Chères lectrices, chers lecteurs, je vous invite à lire ce témoignage :

Quand le sabbat fut passé, Marie de Magdala, Marie mère de Jacques, et Salomé achetèrent des huiles aromatiques pour aller embaumer le corps de Jésus. Il était encore très tôt, le dimanche matin, lorsqu’elles arrivèrent au tombeau. Le soleil se levait. En chemin, elles s’étaient demandé les unes aux autres: Qui nous roulera la pierre qui ferme l’entrée du tombeau? Or, en levant les yeux, elles s’aperçurent que la pierre avait été roulée sur le côté, et c’était un bloc énorme. Elles pénétrèrent dans le caveau et virent, assis du côté droit, un jeune homme vêtu d’une robe blanche. Elles furent saisies de frayeur. Mais le jeune homme leur dit: N’ayez pas peur! Vous cherchez Jésus de Nazareth, celui qui a été crucifié? Il est ressuscité, il n’est plus ici. Voyez l’endroit où on l’avait déposé. Et maintenant, allez annoncer à ses disciples, et aussi à Pierre, qu’il vous précède en Galilée; c’est là que vous le verrez, comme il vous l’a dit.

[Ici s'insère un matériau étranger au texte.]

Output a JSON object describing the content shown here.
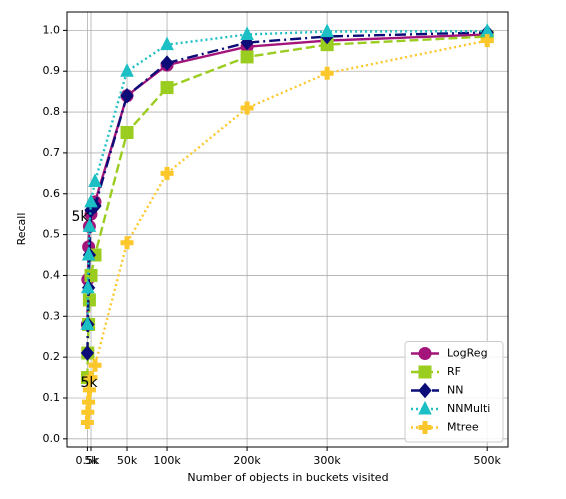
{
  "chart_data": {
    "type": "line",
    "xlabel": "Number of objects in buckets visited",
    "ylabel": "Recall",
    "x": [
      500,
      1000,
      2000,
      3000,
      5000,
      10000,
      50000,
      100000,
      200000,
      300000,
      500000
    ],
    "series": [
      {
        "name": "LogReg",
        "color": "#a3157a",
        "linestyle": "solid",
        "marker": "circle",
        "values": [
          0.28,
          0.39,
          0.47,
          0.52,
          0.55,
          0.58,
          0.84,
          0.915,
          0.96,
          0.975,
          0.99
        ]
      },
      {
        "name": "RF",
        "color": "#9acd1f",
        "linestyle": "dashed",
        "marker": "square",
        "values": [
          0.15,
          0.21,
          0.28,
          0.34,
          0.4,
          0.45,
          0.75,
          0.86,
          0.935,
          0.965,
          0.985
        ]
      },
      {
        "name": "NN",
        "color": "#0c0c78",
        "linestyle": "dashdot",
        "marker": "diamond",
        "values": [
          0.21,
          0.28,
          0.37,
          0.45,
          0.56,
          0.57,
          0.84,
          0.92,
          0.97,
          0.985,
          0.995
        ]
      },
      {
        "name": "NNMulti",
        "color": "#1bbfc4",
        "linestyle": "dotted",
        "marker": "triangle",
        "values": [
          0.28,
          0.37,
          0.45,
          0.52,
          0.58,
          0.63,
          0.9,
          0.965,
          0.99,
          0.997,
          0.998
        ]
      },
      {
        "name": "Mtree",
        "color": "#fcc72a",
        "linestyle": "dotted",
        "marker": "plus",
        "values": [
          0.04,
          0.065,
          0.09,
          0.12,
          0.15,
          0.18,
          0.48,
          0.65,
          0.81,
          0.895,
          0.975
        ]
      }
    ],
    "xlim": [
      -25000,
      526000
    ],
    "ylim": [
      -0.02,
      1.045
    ],
    "xticks": [
      {
        "value": 500,
        "label": "0.5k"
      },
      {
        "value": 5000,
        "label": "5k"
      },
      {
        "value": 50000,
        "label": "50k"
      },
      {
        "value": 100000,
        "label": "100k"
      },
      {
        "value": 200000,
        "label": "200k"
      },
      {
        "value": 300000,
        "label": "300k"
      },
      {
        "value": 500000,
        "label": "500k"
      }
    ],
    "yticks": [
      0,
      0.1,
      0.2,
      0.3,
      0.4,
      0.5,
      0.6,
      0.7,
      0.8,
      0.9,
      1
    ],
    "ytick_labels": [
      "0.0",
      "0.1",
      "0.2",
      "0.3",
      "0.4",
      "0.5",
      "0.6",
      "0.7",
      "0.8",
      "0.9",
      "1.0"
    ],
    "annotations": [
      "5k",
      "5k"
    ],
    "grid": true,
    "legend": "lower right"
  }
}
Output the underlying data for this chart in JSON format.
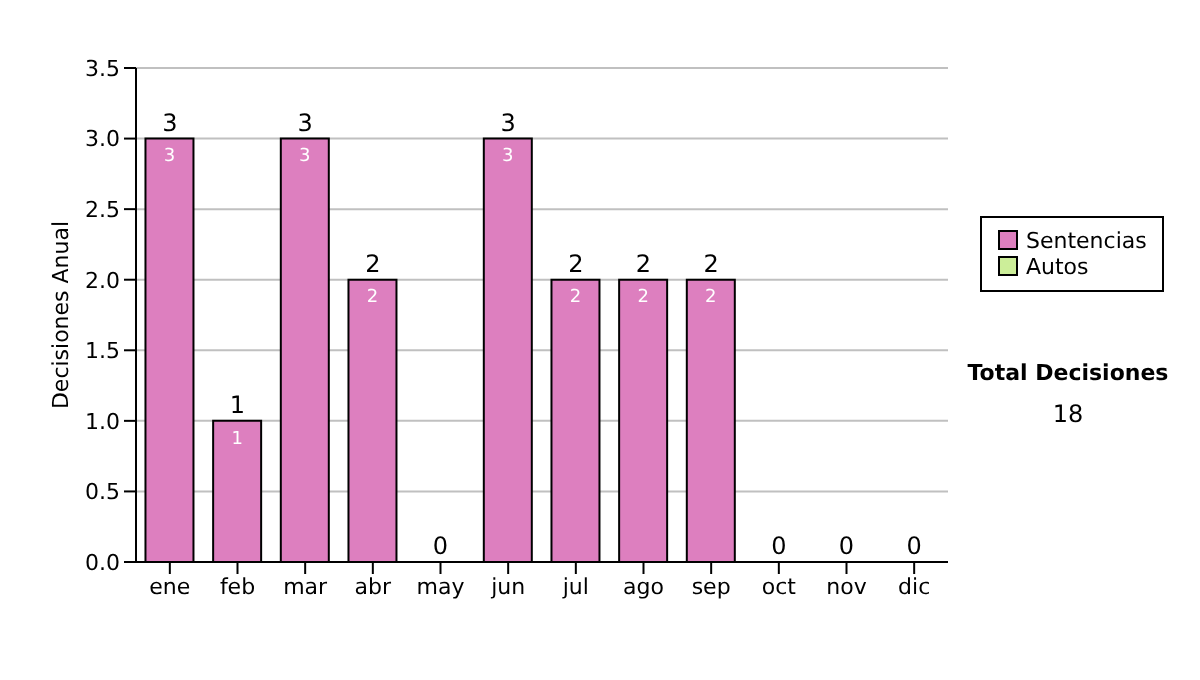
{
  "chart_data": {
    "type": "bar",
    "ylabel": "Decisiones Anual",
    "categories": [
      "ene",
      "feb",
      "mar",
      "abr",
      "may",
      "jun",
      "jul",
      "ago",
      "sep",
      "oct",
      "nov",
      "dic"
    ],
    "series": [
      {
        "name": "Sentencias",
        "color": "#dd7fbf",
        "values": [
          3,
          1,
          3,
          2,
          0,
          3,
          2,
          2,
          2,
          0,
          0,
          0
        ],
        "value_labels": [
          "3",
          "1",
          "3",
          "2",
          null,
          "3",
          "2",
          "2",
          "2",
          null,
          null,
          null
        ]
      },
      {
        "name": "Autos",
        "color": "#ccee99",
        "values": [
          0,
          0,
          0,
          0,
          0,
          0,
          0,
          0,
          0,
          0,
          0,
          0
        ]
      }
    ],
    "stacked": true,
    "totals": [
      "3",
      "1",
      "3",
      "2",
      "0",
      "3",
      "2",
      "2",
      "2",
      "0",
      "0",
      "0"
    ],
    "ylim": [
      0,
      3.5
    ],
    "yticks": [
      {
        "value": 0,
        "label": "0.0"
      },
      {
        "value": 0.5,
        "label": "0.5"
      },
      {
        "value": 1,
        "label": "1.0"
      },
      {
        "value": 1.5,
        "label": "1.5"
      },
      {
        "value": 2,
        "label": "2.0"
      },
      {
        "value": 2.5,
        "label": "2.5"
      },
      {
        "value": 3,
        "label": "3.0"
      },
      {
        "value": 3.5,
        "label": "3.5"
      }
    ],
    "grid": "y",
    "legend": "right",
    "annotations": [
      "Total Decisiones",
      "18"
    ]
  }
}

(Évangile selon Marc 16, 1-7)

C’est la vérité ! Vous pouvez le croire sur parole.

Qu’est-ce qui fait que nous croirons ce témoignage ? Parce qu’il est dans la bible et que la bible dit vrai ? Parce que c’est un certain Marc qui l’a écrit ? Parce que c’est écrit, justement ? Tout l’enjeu est ici : pourquoi croirions-nous ceci plutôt que cela ?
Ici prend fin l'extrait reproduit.